La tesi, molto fondata, esige qualche precisazione. È innegabile la reticenza sui misfatti di nemici dei quali, con lesto trasformismo, ci proclamammo poi alleati. Mi pare tuttavia che Bertelli esageri quando afferma che le «piccole Dresda italiane» sono rimaste «del tutto ignorate». Esiste in proposito un’ampia e documentata pubblicistica: a volte minore per risonanza, ma interessante. Allo stesso modo è eccessivo attribuire a tutta la storiografia il camuffamento della realtà, la descrizione d’un popolo italiano fremente durante il ventennio per ansia di libertà, che divenne protagonista d’una insurrezione generale contro i nazisti nell’aprile del 1945.
Favole giulebbose che ricorrono nei discorsi delle Alte autorità, ma che sono state contestate in molti testi. Anche da Indro Montanelli e da me nei volumi della Storia d’Italia. Bertelli cita tra gli autori che hanno contribuito a creare l’equivoco furbastro sul ruolo italiano nella seconda guerra mondiale Simona Colarizzi e Paul Ginzborg.
Con tutto il rispetto penso - forse illudendomi - che una qualche influenza l’abbiano avuta anche le pagine - di segno opposto - mie e di Indro: nelle quali le incursioni devastanti dell’agosto 1943 sulle grandi città del nord Italia - Mussolini era già caduto, l’Italia badogliana non chiedeva altro che di uscire dal conflitto e aveva inviato i suoi maldestri emissari a Lisbona - sono state trattate come meritavano: insensate rovine e orribili stragi volute dalla stupidità militare. Che trova ospitalità, in guerra, dall’una e dall’altra parte del fronte, fermo restando che la sorte riservata ai vincitori è di gran lunga migliore. Se le sue truppe fossero state vittime d’un attentato Patton - responsabile della fucilazione di prigionieri italiani inermi dopo lo sbarco in Sicilia - avrebbe reagito come Kappler se non peggio di Kappler.
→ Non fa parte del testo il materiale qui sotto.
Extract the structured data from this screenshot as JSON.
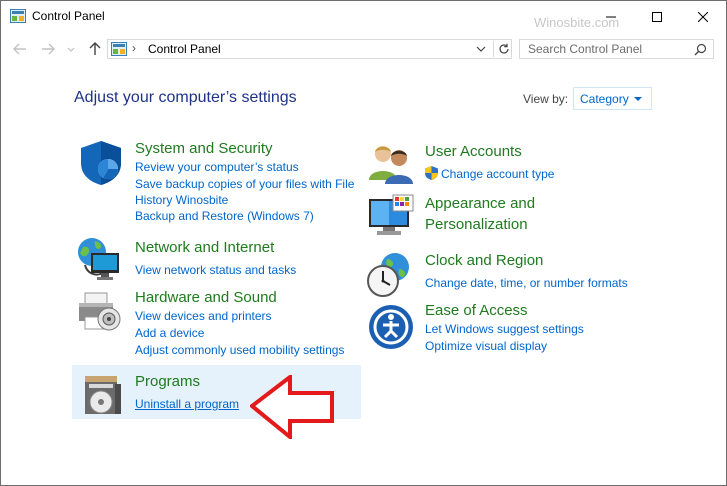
{
  "window": {
    "title": "Control Panel",
    "watermark": "Winosbite.com"
  },
  "nav": {
    "breadcrumb": "Control Panel",
    "search_placeholder": "Search Control Panel"
  },
  "header": {
    "heading": "Adjust your computer’s settings",
    "view_by_label": "View by:",
    "view_by_value": "Category"
  },
  "categories": {
    "system": {
      "title": "System and Security",
      "links": [
        "Review your computer’s status",
        "Save backup copies of your files with File",
        "History Winosbite",
        "Backup and Restore (Windows 7)"
      ]
    },
    "network": {
      "title": "Network and Internet",
      "links": [
        "View network status and tasks"
      ]
    },
    "hardware": {
      "title": "Hardware and Sound",
      "links": [
        "View devices and printers",
        "Add a device",
        "Adjust commonly used mobility settings"
      ]
    },
    "programs": {
      "title": "Programs",
      "links": [
        "Uninstall a program"
      ]
    },
    "users": {
      "title": "User Accounts",
      "links": [
        "Change account type"
      ]
    },
    "appearance": {
      "title_line1": "Appearance and",
      "title_line2": "Personalization",
      "links": []
    },
    "clock": {
      "title": "Clock and Region",
      "links": [
        "Change date, time, or number formats"
      ]
    },
    "ease": {
      "title": "Ease of Access",
      "links": [
        "Let Windows suggest settings",
        "Optimize visual display"
      ]
    }
  },
  "colors": {
    "link": "#0066cc",
    "category_title": "#1e7b1e",
    "heading": "#1e3287",
    "highlight": "#e5f1fb",
    "annotation_arrow": "#e3191c"
  },
  "icons": [
    "control-panel-icon",
    "minimize-icon",
    "maximize-icon",
    "close-icon",
    "back-arrow-icon",
    "forward-arrow-icon",
    "recent-dropdown-icon",
    "up-arrow-icon",
    "chevron-down-icon",
    "refresh-icon",
    "search-icon",
    "shield-icon",
    "globe-network-icon",
    "printer-icon",
    "programs-icon",
    "users-icon",
    "uac-shield-icon",
    "display-icon",
    "clock-globe-icon",
    "ease-of-access-icon",
    "red-arrow-annotation"
  ]
}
Secondo me Bertelli non distingue sufficientemente tra storiografia seria e divulgazione storica televisiva: che nell’impatto sulla gente comune, spesso estranea alla carta stampata e plagiata dal piccolo schermo, conta mille volte più dell’intera opera d’un Renzo De Felice. Sì, in quelle rievocazioni i ruoli sono fissi e retorici, il tedesco feroce e l’americano buono. L’americano, ossia «Il Liberatore» ai cui piedi la popolazione siciliana si buttò quando ancora avrebbe dovuto considerarlo «Il Nemico». La narrazione di quegli anni propinata incessantemente agli italiani sorvola su ciò che non collima con la retorica dell’antifascismo e della partigianeria.
Non accade solo da noi. Per decenni gli orrori perpetrati contro le popolazioni tedesche dei territori passati alla Polonia e all’Urss, benché risaputi, sono rimasti inconfessabili. La voglia di aggiustare la storia a proprio uso e consumo è generale e gli esuli istriani, con ragione, lamentano il trattamento indifferente, e in talune circostanze inumano, che la Patria ha loro riservato, ma se si accenna ai rastrellamenti e alle rappresaglie italiane nei Balcani s’indispettiscono. La verità storica è spesso scomoda, ne sa qualcosa Giampaolo Pansa, ne seppe qualcosa De Felice, ne sapemmo qualcosa io e Montanelli.